Are you referring to the Asian languages that use Chinese characters?
  - Vietnamese used to be written in Chinese characters, it now uses the Latin alphabet.
  - Korean replaced Chinese characters with the phonetic Hangul 500 years ago.
  - Japanese has not one but two phonetic alphabets to go along with their Chinese characters. They mix all three together, and you can tell a passage is intended to be simple to understand when it will be all phonetic except the simplest of Chinese characters.
  - Even China simplified the traditional characters because they were deemed too hard to learn. School children are taught new Chinese characters via pinyin, a phonetic scheme that uses Latin characters. Since they don't have a phonetic system, when they borrow foreign words then they match the foreign pronunciation with the set of Chinese characters that have the closest pronunciation. The result is a mix of characters where some have their original symbolic meaning, and others that only stand in for their pronunciation. Think "what your name means in Chinese" party trick.
  - Typing Chinese characters usually means typing out the pronunciation and then selecting the character.

I think the point that symbolic characters are on the decline is very valid.

Comment Re:Irony not lost on me (Score 1) 191

The only restriction is that if I decide to give anyone the modified code, I have to do so under the terms of the GPL.

Almost. The GPL requires you to provide the source to any derivative binary you distribute. So you're right, Apple could compile OSX with its own derivative of GCC and not have to release the source to that GCC derivative. However, they cannot ship a derivative of GCC with Xcode and not provide the source to it.

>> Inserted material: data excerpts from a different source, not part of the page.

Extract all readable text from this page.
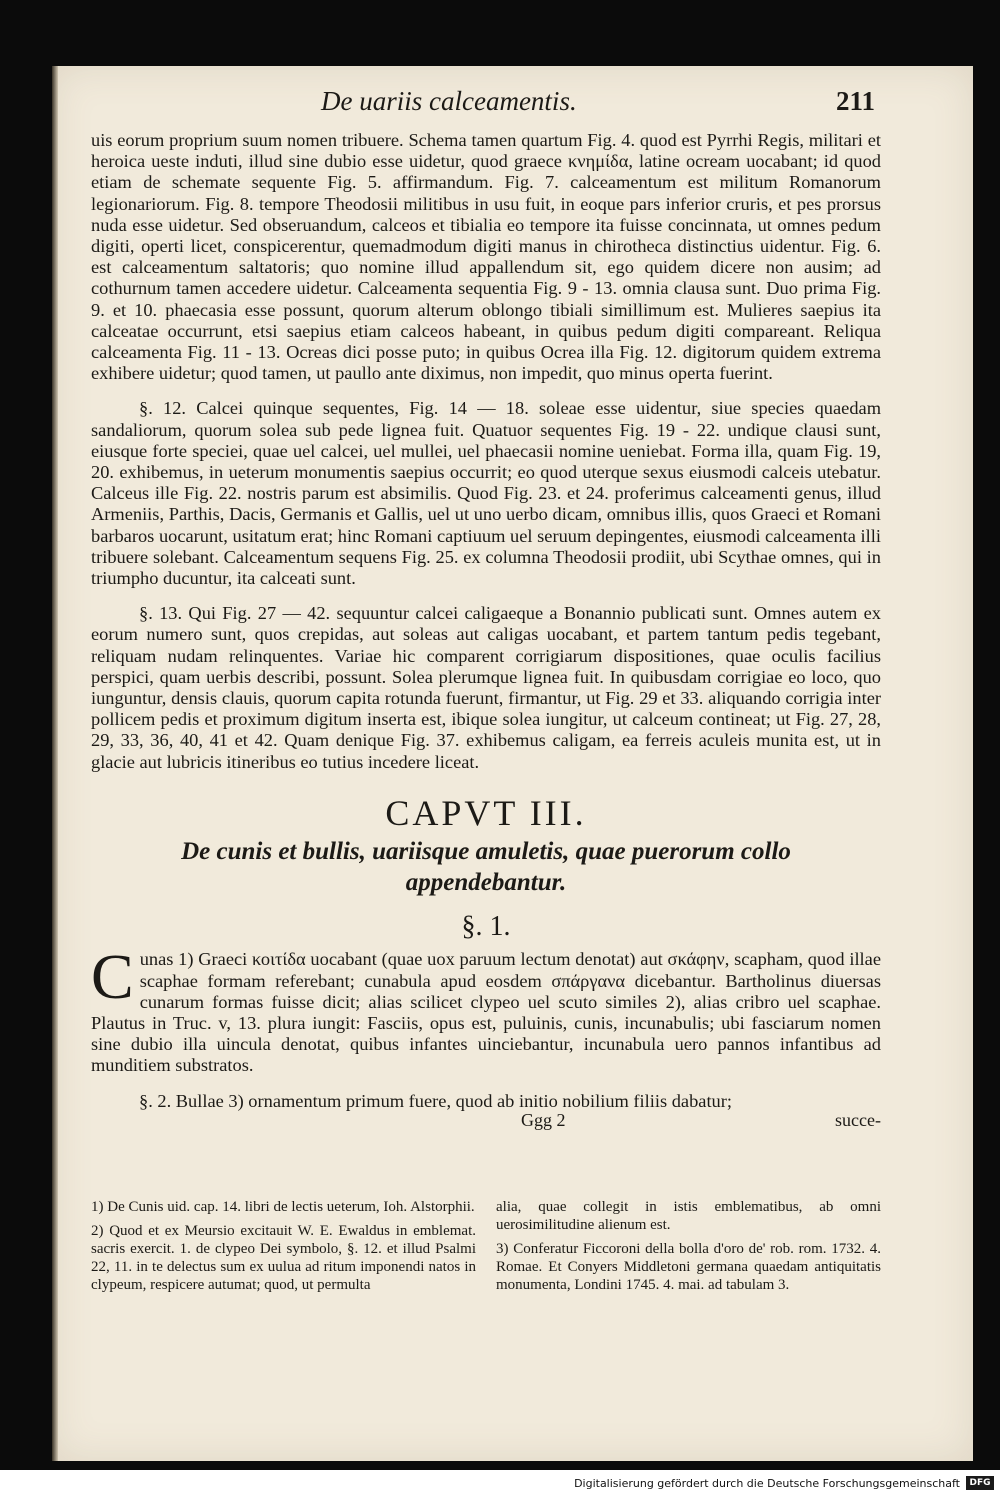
De uariis calceamentis.	211

uis eorum proprium suum nomen tribuere. Schema tamen quartum Fig. 4. quod est Pyrrhi Regis, militari et heroica ueste induti, illud sine dubio esse uidetur, quod graece κνημίδα, latine ocream uocabant; id quod etiam de schemate sequente Fig. 5. affirmandum. Fig. 7. calceamentum est militum Romanorum legionariorum. Fig. 8. tempore Theodosii militibus in usu fuit, in eoque pars inferior cruris, et pes prorsus nuda esse uidetur. Sed obseruandum, calceos et tibialia eo tempore ita fuisse concinnata, ut omnes pedum digiti, operti licet, conspicerentur, quemadmodum digiti manus in chirotheca distinctius uidentur. Fig. 6. est calceamentum saltatoris; quo nomine illud appallendum sit, ego quidem dicere non ausim; ad cothurnum tamen accedere uidetur. Calceamenta sequentia Fig. 9 - 13. omnia clausa sunt. Duo prima Fig. 9. et 10. phaecasia esse possunt, quorum alterum oblongo tibiali simillimum est. Mulieres saepius ita calceatae occurrunt, etsi saepius etiam calceos habeant, in quibus pedum digiti compareant. Reliqua calceamenta Fig. 11 - 13. Ocreas dici posse puto; in quibus Ocrea illa Fig. 12. digitorum quidem extrema exhibere uidetur; quod tamen, ut paullo ante diximus, non impedit, quo minus operta fuerint.

§. 12. Calcei quinque sequentes, Fig. 14 — 18. soleae esse uidentur, siue species quaedam sandaliorum, quorum solea sub pede lignea fuit. Quatuor sequentes Fig. 19 - 22. undique clausi sunt, eiusque forte speciei, quae uel calcei, uel mullei, uel phaecasii nomine ueniebat. Forma illa, quam Fig. 19, 20. exhibemus, in ueterum monumentis saepius occurrit; eo quod uterque sexus eiusmodi calceis utebatur. Calceus ille Fig. 22. nostris parum est absimilis. Quod Fig. 23. et 24. proferimus calceamenti genus, illud Armeniis, Parthis, Dacis, Germanis et Gallis, uel ut uno uerbo dicam, omnibus illis, quos Graeci et Romani barbaros uocarunt, usitatum erat; hinc Romani captiuum uel seruum depingentes, eiusmodi calceamenta illi tribuere solebant. Calceamentum sequens Fig. 25. ex columna Theodosii prodiit, ubi Scythae omnes, qui in triumpho ducuntur, ita calceati sunt.

§. 13. Qui Fig. 27 — 42. sequuntur calcei caligaeque a Bonannio publicati sunt. Omnes autem ex eorum numero sunt, quos crepidas, aut soleas aut caligas uocabant, et partem tantum pedis tegebant, reliquam nudam relinquentes. Variae hic comparent corrigiarum dispositiones, quae oculis facilius perspici, quam uerbis describi, possunt. Solea plerumque lignea fuit. In quibusdam corrigiae eo loco, quo iunguntur, densis clauis, quorum capita rotunda fuerunt, firmantur, ut Fig. 29 et 33. aliquando corrigia inter pollicem pedis et proximum digitum inserta est, ibique solea iungitur, ut calceum contineat; ut Fig. 27, 28, 29, 33, 36, 40, 41 et 42. Quam denique Fig. 37. exhibemus caligam, ea ferreis aculeis munita est, ut in glacie aut lubricis itineribus eo tutius incedere liceat.

CAPVT III.
De cunis et bullis, uariisque amuletis, quae puerorum collo appendebantur.
§. 1.

Cunas 1) Graeci κοιτίδα uocabant (quae uox paruum lectum denotat) aut σκάφην, scapham, quod illae scaphae formam referebant; cunabula apud eosdem σπάργανα dicebantur. Bartholinus diuersas cunarum formas fuisse dicit; alias scilicet clypeo uel scuto similes 2), alias cribro uel scaphae. Plautus in Truc. v, 13. plura iungit: Fasciis, opus est, puluinis, cunis, incunabulis; ubi fasciarum nomen sine dubio illa uincula denotat, quibus infantes uinciebantur, incunabula uero pannos infantibus ad munditiem substratos.

§. 2. Bullae 3) ornamentum primum fuere, quod ab initio nobilium filiis dabatur;

Ggg 2	succe-

1) De Cunis uid. cap. 14. libri de lectis ueterum, Ioh. Alstorphii.

2) Quod et ex Meursio excitauit W. E. Ewaldus in emblemat. sacris exercit. 1. de clypeo Dei symbolo, §. 12. et illud Psalmi 22, 11. in te delectus sum ex uulua ad ritum imponendi natos in clypeum, respicere autumat; quod, ut permulta

alia, quae collegit in istis emblematibus, ab omni uerosimilitudine alienum est.

3) Conferatur Ficcoroni della bolla d'oro de' rob. rom. 1732. 4. Romae. Et Conyers Middletoni germana quaedam antiquitatis monumenta, Londini 1745. 4. mai. ad tabulam 3.

Digitalisierung gefördert durch die Deutsche Forschungsgemeinschaft	DFG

Comment it was General Paul Van Riper (Score 1) 138

A retired General, not Admiral, Paul Van Riper was in charge of the Red Team.

http://en.wikipedia.org/wiki/Millennium_Challenge_2002

While the military definitely has its head up its ass over this, I read somewhere, I don't remember where now, that the charges of cheating did have some merit. It would be things like that the motorbike couriers would arrive instantly and various other guerrilla tactics would always work and happen faster that was realistic, etc.